MD(A)O stands for multidisciplinary design (analysis and) optimization. Basically, MDAO involves using computer simulations and mathematics to model, analyze, and semi-automatically design, the best possible systems. “Systems” might include aircraft, spacecraft, buildings, or really any entity that can be modeled and where we care about performance.

M (Multidisciplinary) - This means that multiple analysis disciplines are involved in the simulation or design process. Examples of disciplines might include aerodynamics, structures, weights, stability & control, and cost / finance.

D (Design) - The ultimate goal of MDAO is to produce good designs.
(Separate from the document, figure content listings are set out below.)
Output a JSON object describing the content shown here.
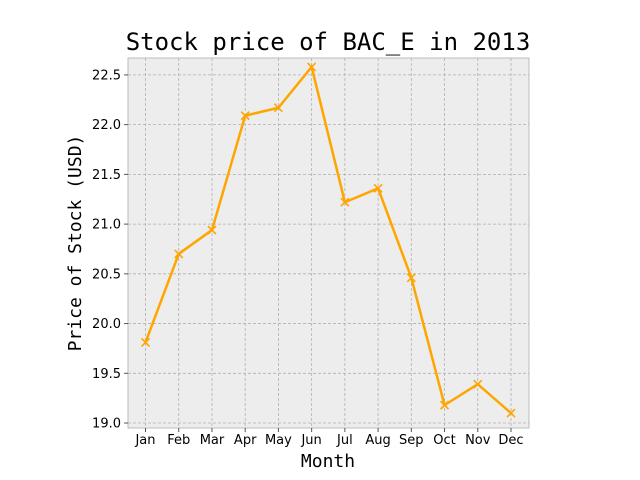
{
  "chart_data": {
    "type": "line",
    "title": "Stock price of BAC_E in 2013",
    "xlabel": "Month",
    "ylabel": "Price of Stock (USD)",
    "categories": [
      "Jan",
      "Feb",
      "Mar",
      "Apr",
      "May",
      "Jun",
      "Jul",
      "Aug",
      "Sep",
      "Oct",
      "Nov",
      "Dec"
    ],
    "series": [
      {
        "values": [
          19.81,
          20.7,
          20.94,
          22.09,
          22.17,
          22.58,
          21.22,
          21.36,
          20.46,
          19.18,
          19.39,
          19.1
        ],
        "color": "#FFA500",
        "marker": "x"
      }
    ],
    "ylim": [
      18.95,
      22.67
    ],
    "yticks": [
      "19.0",
      "19.5",
      "20.0",
      "20.5",
      "21.0",
      "21.5",
      "22.0",
      "22.5"
    ],
    "grid": true
  }
}
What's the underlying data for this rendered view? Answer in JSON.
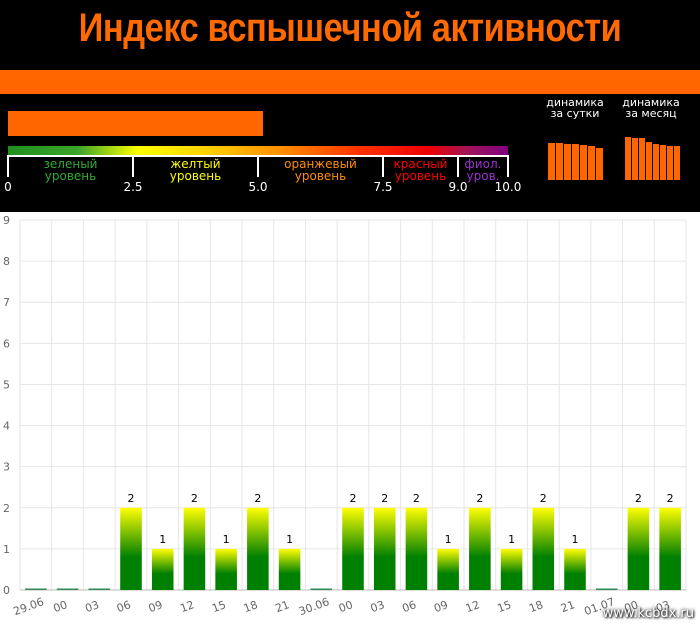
{
  "header": {
    "title": "Индекс вспышечной активности",
    "index_value": 5.1,
    "colors": {
      "background": "#000000",
      "accent": "#ff6600"
    }
  },
  "scale": {
    "ticks": [
      "0",
      "2.5",
      "5.0",
      "7.5",
      "9.0",
      "10.0"
    ],
    "levels": [
      {
        "line1": "зеленый",
        "line2": "уровень",
        "color": "#33aa33"
      },
      {
        "line1": "желтый",
        "line2": "уровень",
        "color": "#ffff00"
      },
      {
        "line1": "оранжевый",
        "line2": "уровень",
        "color": "#ff8c00"
      },
      {
        "line1": "красный",
        "line2": "уровень",
        "color": "#ff0000"
      },
      {
        "line1": "фиол.",
        "line2": "уров.",
        "color": "#9933cc"
      }
    ]
  },
  "dynamics": {
    "day": {
      "label_line1": "динамика",
      "label_line2": "за сутки",
      "levels": [
        0.78,
        0.78,
        0.76,
        0.74,
        0.72,
        0.7,
        0.67
      ]
    },
    "month": {
      "label_line1": "динамика",
      "label_line2": "за месяц",
      "levels": [
        0.9,
        0.87,
        0.87,
        0.8,
        0.74,
        0.72,
        0.7,
        0.7
      ]
    }
  },
  "chart_data": {
    "type": "bar",
    "categories": [
      "29.06",
      "00",
      "03",
      "06",
      "09",
      "12",
      "15",
      "18",
      "21",
      "30.06",
      "00",
      "03",
      "06",
      "09",
      "12",
      "15",
      "18",
      "21",
      "01.07",
      "00",
      "03"
    ],
    "values": [
      0,
      0,
      0,
      2,
      1,
      2,
      1,
      2,
      1,
      0,
      2,
      2,
      2,
      1,
      2,
      1,
      2,
      1,
      0,
      2,
      2
    ],
    "ylim": [
      0,
      9
    ],
    "yticks": [
      "0",
      "1",
      "2",
      "3",
      "4",
      "5",
      "6",
      "7",
      "8",
      "9"
    ],
    "grid": true,
    "bar_colors": {
      "top": "#ffff00",
      "bottom": "#008000"
    }
  },
  "watermark": "www.kcbdx.ru"
}
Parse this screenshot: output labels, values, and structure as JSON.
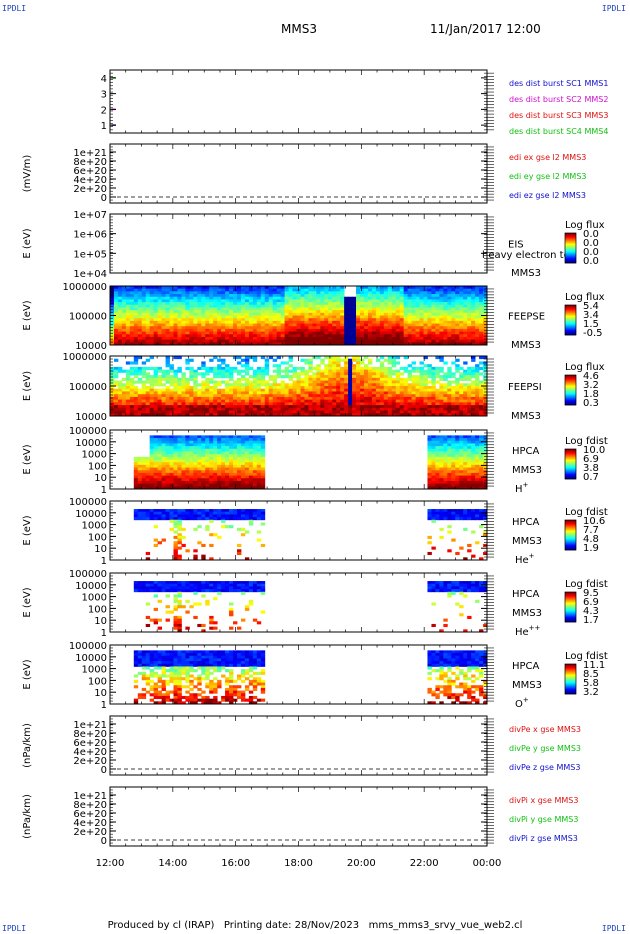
{
  "header": {
    "corner_left_top": "IPDLI",
    "corner_right_top": "IPDLI",
    "corner_left_bottom": "IPDLI",
    "corner_right_bottom": "IPDLI",
    "title": "MMS3",
    "datetime": "11/Jan/2017 12:00"
  },
  "footer": {
    "text": "Produced by cl (IRAP)   Printing date: 28/Nov/2023   mms_mms3_srvy_vue_web2.cl"
  },
  "colors": {
    "blue": "#1010cc",
    "green": "#10c010",
    "red": "#e01010",
    "magenta": "#d010d0"
  },
  "chart_data": [
    {
      "type": "line",
      "panel": "spacecraft-burst",
      "yticks": [
        "1",
        "2",
        "3",
        "4"
      ],
      "ylim": [
        0.5,
        4.5
      ],
      "legend": [
        {
          "text": "des dist burst SC1 MMS1",
          "color": "#1010cc"
        },
        {
          "text": "des dist burst SC2 MMS2",
          "color": "#d010d0"
        },
        {
          "text": "des dist burst SC3 MMS3",
          "color": "#e01010"
        },
        {
          "text": "des dist burst SC4 MMS4",
          "color": "#10c010"
        }
      ],
      "marks": [
        {
          "y": 1,
          "x0": "12:03",
          "x1": "12:11",
          "color": "#1010cc"
        },
        {
          "y": 2,
          "x0": "12:03",
          "x1": "12:11",
          "color": "#d010d0"
        },
        {
          "y": 4,
          "x0": "12:03",
          "x1": "12:11",
          "color": "#10c010"
        }
      ]
    },
    {
      "type": "line",
      "panel": "edi-e-field",
      "ylabel": "(mV/m)",
      "yticks": [
        "0",
        "2e+20",
        "4e+20",
        "6e+20",
        "8e+20",
        "1e+21"
      ],
      "legend": [
        {
          "text": "edi ex gse l2 MMS3",
          "color": "#e01010"
        },
        {
          "text": "edi ey gse l2 MMS3",
          "color": "#10c010"
        },
        {
          "text": "edi ez gse l2 MMS3",
          "color": "#1010cc"
        }
      ],
      "zero_line": true
    },
    {
      "type": "heatmap",
      "panel": "eis",
      "ylabel": "E (eV)",
      "yticks": [
        "1e+04",
        "1e+05",
        "1e+06",
        "1e+07"
      ],
      "instrument": [
        "EIS",
        "MMS3"
      ],
      "overlay_text": "heavy electron to",
      "colorbar": {
        "title": "Log flux",
        "ticks": [
          "0.0",
          "0.0",
          "0.0",
          "0.0"
        ]
      }
    },
    {
      "type": "heatmap",
      "panel": "feepse",
      "ylabel": "E (eV)",
      "yticks": [
        "10000",
        "100000",
        "1000000"
      ],
      "instrument": [
        "FEEPSE",
        "MMS3"
      ],
      "colorbar": {
        "title": "Log flux",
        "ticks": [
          "5.4",
          "3.4",
          "1.5",
          "-0.5"
        ]
      }
    },
    {
      "type": "heatmap",
      "panel": "feepsi",
      "ylabel": "E (eV)",
      "yticks": [
        "10000",
        "100000",
        "1000000"
      ],
      "instrument": [
        "FEEPSI",
        "MMS3"
      ],
      "colorbar": {
        "title": "Log flux",
        "ticks": [
          "4.6",
          "3.2",
          "1.8",
          "0.3"
        ]
      }
    },
    {
      "type": "heatmap",
      "panel": "hpca-h",
      "ylabel": "E (eV)",
      "yticks": [
        "1",
        "10",
        "100",
        "1000",
        "10000",
        "100000"
      ],
      "instrument": [
        "HPCA",
        "MMS3",
        "H",
        "+"
      ],
      "colorbar": {
        "title": "Log fdist",
        "ticks": [
          "10.0",
          "6.9",
          "3.8",
          "0.7"
        ]
      }
    },
    {
      "type": "heatmap",
      "panel": "hpca-he",
      "ylabel": "E (eV)",
      "yticks": [
        "1",
        "10",
        "100",
        "1000",
        "10000",
        "100000"
      ],
      "instrument": [
        "HPCA",
        "MMS3",
        "He",
        "+"
      ],
      "colorbar": {
        "title": "Log fdist",
        "ticks": [
          "10.6",
          "7.7",
          "4.8",
          "1.9"
        ]
      }
    },
    {
      "type": "heatmap",
      "panel": "hpca-hepp",
      "ylabel": "E (eV)",
      "yticks": [
        "1",
        "10",
        "100",
        "1000",
        "10000",
        "100000"
      ],
      "instrument": [
        "HPCA",
        "MMS3",
        "He",
        "++"
      ],
      "colorbar": {
        "title": "Log fdist",
        "ticks": [
          "9.5",
          "6.9",
          "4.3",
          "1.7"
        ]
      }
    },
    {
      "type": "heatmap",
      "panel": "hpca-o",
      "ylabel": "E (eV)",
      "yticks": [
        "1",
        "10",
        "100",
        "1000",
        "10000",
        "100000"
      ],
      "instrument": [
        "HPCA",
        "MMS3",
        "O",
        "+"
      ],
      "colorbar": {
        "title": "Log fdist",
        "ticks": [
          "11.1",
          "8.5",
          "5.8",
          "3.2"
        ]
      }
    },
    {
      "type": "line",
      "panel": "divpe",
      "ylabel": "(nPa/km)",
      "yticks": [
        "0",
        "2e+20",
        "4e+20",
        "6e+20",
        "8e+20",
        "1e+21"
      ],
      "legend": [
        {
          "text": "divPe x gse MMS3",
          "color": "#e01010"
        },
        {
          "text": "divPe y gse MMS3",
          "color": "#10c010"
        },
        {
          "text": "divPe z gse MMS3",
          "color": "#1010cc"
        }
      ],
      "zero_line": true
    },
    {
      "type": "line",
      "panel": "divpi",
      "ylabel": "(nPa/km)",
      "yticks": [
        "0",
        "2e+20",
        "4e+20",
        "6e+20",
        "8e+20",
        "1e+21"
      ],
      "legend": [
        {
          "text": "divPi x gse MMS3",
          "color": "#e01010"
        },
        {
          "text": "divPi y gse MMS3",
          "color": "#10c010"
        },
        {
          "text": "divPi z gse MMS3",
          "color": "#1010cc"
        }
      ],
      "zero_line": true
    }
  ],
  "time_axis": {
    "ticks": [
      "12:00",
      "14:00",
      "16:00",
      "18:00",
      "20:00",
      "22:00",
      "00:00"
    ],
    "range_hours": [
      12,
      24
    ]
  }
}
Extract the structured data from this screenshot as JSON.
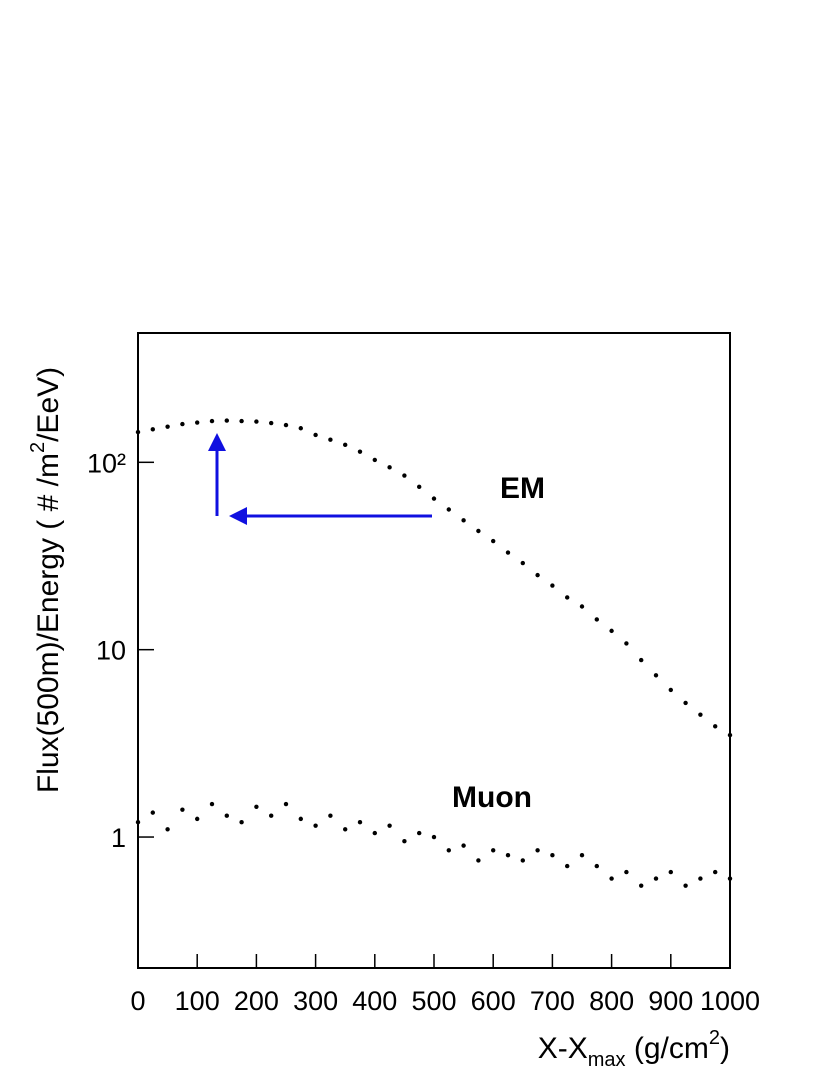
{
  "chart_data": {
    "type": "scatter",
    "x_label": [
      "X-X",
      "max",
      " (g/cm",
      "2",
      ")"
    ],
    "y_label": [
      "Flux(500m)/Energy ( # /m",
      "2",
      "/EeV)"
    ],
    "annotations": [
      "EM",
      "Muon"
    ],
    "x": [
      0,
      25,
      50,
      75,
      100,
      125,
      150,
      175,
      200,
      225,
      250,
      275,
      300,
      325,
      350,
      375,
      400,
      425,
      450,
      475,
      500,
      525,
      550,
      575,
      600,
      625,
      650,
      675,
      700,
      725,
      750,
      775,
      800,
      825,
      850,
      875,
      900,
      925,
      950,
      975,
      1000
    ],
    "series": [
      {
        "name": "EM",
        "color": "#000000",
        "values": [
          145,
          150,
          155,
          160,
          163,
          166,
          167,
          166,
          165,
          162,
          158,
          152,
          140,
          132,
          124,
          114,
          103,
          94,
          85,
          74,
          64,
          56,
          49,
          43,
          38,
          33,
          29,
          25,
          22,
          19,
          17,
          14.5,
          12.6,
          10.8,
          8.8,
          7.3,
          6.1,
          5.2,
          4.5,
          3.9,
          3.5
        ]
      },
      {
        "name": "Muon",
        "color": "#000000",
        "values": [
          1.2,
          1.35,
          1.1,
          1.4,
          1.25,
          1.5,
          1.3,
          1.2,
          1.45,
          1.3,
          1.5,
          1.25,
          1.15,
          1.3,
          1.1,
          1.2,
          1.05,
          1.15,
          0.95,
          1.05,
          1.0,
          0.85,
          0.9,
          0.75,
          0.85,
          0.8,
          0.75,
          0.85,
          0.8,
          0.7,
          0.8,
          0.7,
          0.6,
          0.65,
          0.55,
          0.6,
          0.65,
          0.55,
          0.6,
          0.65,
          0.6
        ]
      }
    ],
    "xlim": [
      0,
      1000
    ],
    "xticks": [
      0,
      100,
      200,
      300,
      400,
      500,
      600,
      700,
      800,
      900,
      1000
    ],
    "ylim": [
      0.2,
      490
    ],
    "log_y": true,
    "yticks": [
      1,
      10,
      {
        "value": 100,
        "label": "10²"
      }
    ]
  }
}
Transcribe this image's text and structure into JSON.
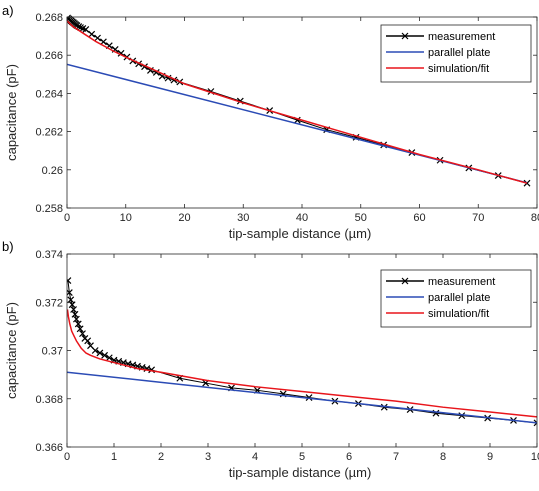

In a broad sense, the design of a product is the input to an analysis code, and the outputs are metrics which tell us how well the design performs and whether it is feasible.

A (Analysis) - Many people in the field will use “A” in MDAO to explicitly state that all MDAO codes perform some kind of analysis. When a simulation is used to analyze a design rather than perform numeric optimization, the term MDA can be used. My lab at Michigan prefers to simply use MDO since optimization implies that analysis is being performed.

O (Optimization) - Broadly used, the word optimization simply means the process of making something better. In the context of MDAO, optimization refers to a set of specialized mathematical techniques that are used to find the “best” (optimal) design possible that meets a set of requirements. It is typical in MDAO (especially where geometry is a design variable) to use the techniques of constrained nonlinear optimization (or nonlinear programming).

The header image of my site is a 2D rendering of the 3D Rosenbrock Function (also known as the “banana function”) which is a challenging test case for an optimizer because it has subtle valleys to find.

Some challenges in MDAO include:

  • Computational cost - Aerodynamics and structural codes take a long time to run, even on supercomputers.
  • Fidelity - How precise and accurate are the computer models? How well does the simulation capture all relevant effects?
  • Flexibility - Some MDAO codes are only applicable to a narrow range of designs or conditions.
  • Globality - Some optimization techniques only incrementally improve a starting design and miss the very best point somewhere else in the design space; no generally useful technique guarantees that the best global solution is found.
  • Ease of use - Many MDAO codes have a very steep learning curve and are only useful to specialists. Acceptance - The interdisciplinary nature of MDAO means that not all the relevant experts may agree on the results of an MDAO study.
  • Visualization - MDAO design spaces are typically in many dimensions - more than 2 or 3. This makes conveying results difficult.